The precautionary principle purports to be a useful method for decision making in situations of uncertainty. In practice, however, it serves as an excuse for imposing arbitrary restrictions, often transparently motivated by protectionism, on new technology. The results of this approach are plain in the EU's labeling and traceability regime, which makes it prohibitively expensive and complicated for growers of GM crops to comply with the rules. The ultimate outcome will be to replace a de facto moratorium with insuperable regulatory obstacles.

In view of the moribund state of GM research and development in the EU, its only viable strategy may be to poison the well—that is, to make sure that GM technology fails everywhere, and that no competitor remains viable. European attempts to secure acceptance of the precautionary principle in international agreements and treaties are a good start.

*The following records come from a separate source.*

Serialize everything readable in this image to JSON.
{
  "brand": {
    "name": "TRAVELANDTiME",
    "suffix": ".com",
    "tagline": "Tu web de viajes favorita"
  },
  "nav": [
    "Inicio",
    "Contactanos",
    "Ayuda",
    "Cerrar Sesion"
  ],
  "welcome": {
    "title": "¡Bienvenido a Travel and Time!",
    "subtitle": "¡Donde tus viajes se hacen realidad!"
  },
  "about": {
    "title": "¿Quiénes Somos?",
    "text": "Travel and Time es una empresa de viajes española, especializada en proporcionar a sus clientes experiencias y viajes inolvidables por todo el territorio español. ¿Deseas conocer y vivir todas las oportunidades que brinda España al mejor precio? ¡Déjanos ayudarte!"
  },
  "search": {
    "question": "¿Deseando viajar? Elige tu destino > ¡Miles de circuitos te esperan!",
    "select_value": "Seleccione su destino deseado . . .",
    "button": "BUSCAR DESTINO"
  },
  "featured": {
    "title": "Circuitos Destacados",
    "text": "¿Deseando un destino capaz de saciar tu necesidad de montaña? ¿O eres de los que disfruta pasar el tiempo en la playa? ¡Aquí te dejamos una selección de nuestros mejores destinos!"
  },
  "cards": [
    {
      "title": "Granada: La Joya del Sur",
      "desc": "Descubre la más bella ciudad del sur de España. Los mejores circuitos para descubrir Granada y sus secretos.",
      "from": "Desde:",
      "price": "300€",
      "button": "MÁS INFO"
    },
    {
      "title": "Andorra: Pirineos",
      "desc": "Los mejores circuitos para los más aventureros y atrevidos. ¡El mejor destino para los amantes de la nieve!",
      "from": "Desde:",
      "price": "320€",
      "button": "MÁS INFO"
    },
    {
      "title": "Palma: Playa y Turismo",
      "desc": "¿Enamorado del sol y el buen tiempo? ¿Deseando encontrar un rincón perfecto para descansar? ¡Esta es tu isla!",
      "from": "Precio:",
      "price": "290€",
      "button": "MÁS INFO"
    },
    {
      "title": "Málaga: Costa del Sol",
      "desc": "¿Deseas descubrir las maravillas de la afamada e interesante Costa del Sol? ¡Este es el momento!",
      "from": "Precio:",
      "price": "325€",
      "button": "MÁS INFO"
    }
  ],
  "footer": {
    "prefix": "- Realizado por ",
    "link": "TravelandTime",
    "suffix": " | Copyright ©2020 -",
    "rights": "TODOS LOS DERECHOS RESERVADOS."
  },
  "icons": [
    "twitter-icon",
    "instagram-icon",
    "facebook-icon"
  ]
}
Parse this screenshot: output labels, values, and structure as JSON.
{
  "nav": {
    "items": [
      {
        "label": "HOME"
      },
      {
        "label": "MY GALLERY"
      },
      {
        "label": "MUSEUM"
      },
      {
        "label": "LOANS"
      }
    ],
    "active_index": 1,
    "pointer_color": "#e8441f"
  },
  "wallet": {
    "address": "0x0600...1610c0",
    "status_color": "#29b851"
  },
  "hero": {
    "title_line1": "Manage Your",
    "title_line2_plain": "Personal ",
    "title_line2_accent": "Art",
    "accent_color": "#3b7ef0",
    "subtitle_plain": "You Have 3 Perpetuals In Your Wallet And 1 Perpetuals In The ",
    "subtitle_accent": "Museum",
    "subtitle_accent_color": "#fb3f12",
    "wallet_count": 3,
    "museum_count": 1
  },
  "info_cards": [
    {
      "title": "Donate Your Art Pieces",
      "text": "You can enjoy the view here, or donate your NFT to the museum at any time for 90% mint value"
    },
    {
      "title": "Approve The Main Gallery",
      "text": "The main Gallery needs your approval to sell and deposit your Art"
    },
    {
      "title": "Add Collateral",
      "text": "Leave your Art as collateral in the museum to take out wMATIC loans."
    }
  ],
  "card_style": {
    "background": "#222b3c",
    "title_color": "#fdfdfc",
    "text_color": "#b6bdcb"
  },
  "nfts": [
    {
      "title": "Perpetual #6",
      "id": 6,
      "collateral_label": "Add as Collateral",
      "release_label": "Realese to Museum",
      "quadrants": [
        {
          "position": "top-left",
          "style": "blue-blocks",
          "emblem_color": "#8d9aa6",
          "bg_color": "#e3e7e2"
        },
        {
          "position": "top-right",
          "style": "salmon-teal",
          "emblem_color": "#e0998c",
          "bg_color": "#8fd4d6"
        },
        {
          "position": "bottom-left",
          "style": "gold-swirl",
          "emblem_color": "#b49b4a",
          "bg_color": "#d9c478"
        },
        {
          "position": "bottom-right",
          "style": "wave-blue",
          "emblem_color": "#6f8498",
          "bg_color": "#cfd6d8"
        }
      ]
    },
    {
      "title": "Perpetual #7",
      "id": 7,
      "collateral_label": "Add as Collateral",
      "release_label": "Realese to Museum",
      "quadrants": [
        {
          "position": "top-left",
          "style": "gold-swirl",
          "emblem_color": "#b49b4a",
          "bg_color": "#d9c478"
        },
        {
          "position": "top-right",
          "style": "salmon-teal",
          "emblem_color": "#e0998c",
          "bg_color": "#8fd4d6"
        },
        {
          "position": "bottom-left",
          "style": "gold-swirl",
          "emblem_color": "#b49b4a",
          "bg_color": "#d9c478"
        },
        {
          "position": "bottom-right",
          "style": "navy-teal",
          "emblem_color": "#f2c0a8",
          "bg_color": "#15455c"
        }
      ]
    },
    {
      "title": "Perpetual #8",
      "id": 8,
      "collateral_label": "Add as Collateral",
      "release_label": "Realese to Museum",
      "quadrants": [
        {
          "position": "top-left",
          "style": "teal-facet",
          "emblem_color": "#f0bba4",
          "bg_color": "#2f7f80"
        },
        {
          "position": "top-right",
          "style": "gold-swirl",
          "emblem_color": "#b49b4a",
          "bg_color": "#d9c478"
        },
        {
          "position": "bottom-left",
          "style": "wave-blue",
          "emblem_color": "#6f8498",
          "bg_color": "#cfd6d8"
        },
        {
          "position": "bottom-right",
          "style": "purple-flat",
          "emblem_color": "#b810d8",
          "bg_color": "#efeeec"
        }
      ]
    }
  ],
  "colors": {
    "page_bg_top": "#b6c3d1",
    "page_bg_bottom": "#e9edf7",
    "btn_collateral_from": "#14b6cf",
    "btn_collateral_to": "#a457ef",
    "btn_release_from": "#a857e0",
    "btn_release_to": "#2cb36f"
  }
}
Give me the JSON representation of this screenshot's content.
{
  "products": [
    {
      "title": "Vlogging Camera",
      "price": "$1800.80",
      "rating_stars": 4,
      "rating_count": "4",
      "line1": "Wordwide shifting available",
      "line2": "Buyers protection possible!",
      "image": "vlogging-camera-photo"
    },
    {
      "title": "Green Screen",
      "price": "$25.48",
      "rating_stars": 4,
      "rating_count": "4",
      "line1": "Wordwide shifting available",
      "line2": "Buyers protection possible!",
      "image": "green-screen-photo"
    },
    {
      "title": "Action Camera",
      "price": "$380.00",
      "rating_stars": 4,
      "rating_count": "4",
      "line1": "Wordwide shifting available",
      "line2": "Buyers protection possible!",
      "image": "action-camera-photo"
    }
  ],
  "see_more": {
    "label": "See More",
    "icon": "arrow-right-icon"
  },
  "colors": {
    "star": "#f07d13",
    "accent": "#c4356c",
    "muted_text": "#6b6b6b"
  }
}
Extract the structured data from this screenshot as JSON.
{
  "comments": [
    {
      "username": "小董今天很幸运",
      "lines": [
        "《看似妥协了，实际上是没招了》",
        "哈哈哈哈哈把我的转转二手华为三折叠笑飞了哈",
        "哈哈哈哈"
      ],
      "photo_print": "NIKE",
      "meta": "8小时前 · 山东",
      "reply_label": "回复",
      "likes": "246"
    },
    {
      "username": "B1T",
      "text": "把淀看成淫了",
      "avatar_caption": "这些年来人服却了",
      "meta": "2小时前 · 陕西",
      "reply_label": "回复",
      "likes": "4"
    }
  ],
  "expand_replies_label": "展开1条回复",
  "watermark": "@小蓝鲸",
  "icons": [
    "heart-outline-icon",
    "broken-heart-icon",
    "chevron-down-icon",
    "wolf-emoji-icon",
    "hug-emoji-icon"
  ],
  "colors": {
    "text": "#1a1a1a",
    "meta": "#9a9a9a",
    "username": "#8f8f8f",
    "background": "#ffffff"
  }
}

In the interest of human rights, economic justice and free markets, we need global regulatory policies that make scientific sense and that lead to greater productivity and consumer choice. By promoting the precautionary principle, and by exporting their own version of unscientific and inconsistent regulation, EU politicians are doing us all a grave disservice. The only winners will be the Brussels bureaucrats who will enjoy additional power, and the anti-science activists who will have succeeded in erecting yet another barrier to a superior technology. The biggest losers will be consumers, who will be denied access to safer, more nutritious and more affordable food.